David Stockman’s big column last week about debt trouble in the USA took several hits by notable economists and opinion writers.
The former budget director for Ronald Reagan wrote in the New York Times that the current market highs are not a reason to celebrate but rather a reason to be “very afraid.”
Both the Dow Jones and Standard & Poor’s 500 indexes attained all-time hights on Thursday. Stockman, who also has a book coming out called the The Great Deformation, says it is all phony money.
“The modern Keynesian state is broke, paralyzed and mired in empty ritual incantations about stimulating ‘demand,’ even as it fosters a mutant crony capitalism that periodically lavishes the top 1 percent with speculative windfalls,” writes Stockman.
Dropping the gold standard years ago was what doomed the USA:
The state-wreck originated in 1933, when Franklin D. Roosevelt opted for fiat money (currency not fundamentally backed by gold), economic nationalism and capitalist cartels in agriculture and industry.
Then came Lyndon B. Johnson’s “guns and butter” excesses, which were intensified over one perfidious weekend at Camp David, Md., in 1971, when Richard M. Nixon essentially defaulted on the nation’s debt obligations by finally ending the convertibility of gold to the dollar. That one act — arguably a sin graver than Watergate — meant the end of national financial discipline and the start of a four-decade spree during which we have lived high on the hog, running a cumulative $8 trillion current-account deficit.

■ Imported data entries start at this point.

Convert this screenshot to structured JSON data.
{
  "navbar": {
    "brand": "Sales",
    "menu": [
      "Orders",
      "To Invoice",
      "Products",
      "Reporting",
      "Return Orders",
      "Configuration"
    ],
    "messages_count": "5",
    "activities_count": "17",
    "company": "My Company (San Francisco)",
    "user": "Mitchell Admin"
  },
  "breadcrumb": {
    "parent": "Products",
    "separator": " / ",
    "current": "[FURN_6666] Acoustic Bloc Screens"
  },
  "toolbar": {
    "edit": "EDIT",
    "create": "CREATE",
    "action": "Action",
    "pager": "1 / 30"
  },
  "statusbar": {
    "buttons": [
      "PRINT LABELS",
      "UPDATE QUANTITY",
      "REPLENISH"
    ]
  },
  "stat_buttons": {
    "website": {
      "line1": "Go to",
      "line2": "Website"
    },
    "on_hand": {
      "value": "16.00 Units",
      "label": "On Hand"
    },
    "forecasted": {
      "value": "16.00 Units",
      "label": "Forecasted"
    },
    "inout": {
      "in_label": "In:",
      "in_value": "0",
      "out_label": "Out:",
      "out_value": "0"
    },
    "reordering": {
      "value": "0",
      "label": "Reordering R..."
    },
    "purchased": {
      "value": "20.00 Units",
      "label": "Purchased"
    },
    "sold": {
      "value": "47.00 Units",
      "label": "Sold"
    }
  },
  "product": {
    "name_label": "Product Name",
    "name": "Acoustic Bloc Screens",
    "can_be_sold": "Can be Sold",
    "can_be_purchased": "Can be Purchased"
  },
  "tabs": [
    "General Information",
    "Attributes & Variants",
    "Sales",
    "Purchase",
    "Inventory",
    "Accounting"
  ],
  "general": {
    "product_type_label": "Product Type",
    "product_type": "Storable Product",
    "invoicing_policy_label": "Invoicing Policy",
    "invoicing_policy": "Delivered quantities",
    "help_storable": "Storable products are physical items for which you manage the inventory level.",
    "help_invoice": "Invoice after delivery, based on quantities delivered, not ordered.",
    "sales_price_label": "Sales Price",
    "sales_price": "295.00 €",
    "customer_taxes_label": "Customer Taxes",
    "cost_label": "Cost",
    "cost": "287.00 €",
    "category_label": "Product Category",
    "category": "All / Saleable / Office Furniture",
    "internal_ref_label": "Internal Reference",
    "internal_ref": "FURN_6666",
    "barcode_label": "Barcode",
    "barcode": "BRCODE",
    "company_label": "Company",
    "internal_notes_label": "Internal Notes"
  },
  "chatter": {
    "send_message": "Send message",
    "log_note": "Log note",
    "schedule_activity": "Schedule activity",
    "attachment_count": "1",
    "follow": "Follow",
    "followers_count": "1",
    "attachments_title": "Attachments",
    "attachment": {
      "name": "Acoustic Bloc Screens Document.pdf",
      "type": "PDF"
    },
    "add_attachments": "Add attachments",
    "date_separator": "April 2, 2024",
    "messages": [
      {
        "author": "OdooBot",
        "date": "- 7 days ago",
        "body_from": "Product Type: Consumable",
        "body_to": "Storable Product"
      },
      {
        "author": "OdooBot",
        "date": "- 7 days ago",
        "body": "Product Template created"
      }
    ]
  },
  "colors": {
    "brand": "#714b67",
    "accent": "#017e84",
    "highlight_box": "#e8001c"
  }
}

The ensuing rebuttal from economists and other opinion makers is a great review of the old gold standard debate—mostly because Stockman’s prose invites a glove’s off response.
Matthew O’Brien at The Atlantic is scathing:
But the bigger point is having some fixed reference point for the dollar. That prevents the Fed from printing money, and the government from running deficits for very long. In other words, it stops the government from intervening in the economy. But “intervening in the economy” is just another way of saying “fighting recessions”.
This libertarian worldview is fundamentally a religious one. The Market metes out its punishment for our speculative sins with the quite-visible hand of recessions. And we must accept its judgment. Doing anything to avoid our penance is just blasphemy against the one, true faith.
No surprise what Paul Krugman thought:
Actually, I was disappointed in Stockman’s piece. I thought there would be some kind of real argument, some presentation, however tendentious, of evidence. Instead it’s just a series of gee-whiz, context- and model-free numbers embedded in a rant — and not even an interesting rant.
Jared Bernstein is looking for the argument:
It’s a long piece, bursting with passionate fire and brimstone, but again, at least to me, there’s no cogent argument in here, just assertions: sovereign debt is bad; you’ve got to let the market work out its failures without trying to fix them (there must be “a sweeping divorce of the state and the market economy”); no government investments in industry; central banks shouldn’t mess with the money supply.
Neil Irwin at Ezra Klein’s Wonkblog re-examines the gold standard again:
Stockman and I seem to be direct antagonists on this fundamental question: Should government, in particular central banks, endeavor to corral the ups and downs of capitalism to try to steer their nation toward prosperity?
Is basing the value of currency on a yellow metal that people find in the ground really less arbitrary than having a group of sober-minded economists get in a room eight times a year and try to adjust the supply of money so that prices rise about 2 percent annually? I’d take the group of sober-minded economists every time!
Marketwatch’s Diana Furchtgott-Roth is more forgiving.
It’s pessimistic, it’s no way to make friends and influence people, but it makes entertaining reading, and some of it is right on the mark.
Despite Stockman’s over-the-top style, it’s a public service for him to shine a spotlight on the Federal Reserve.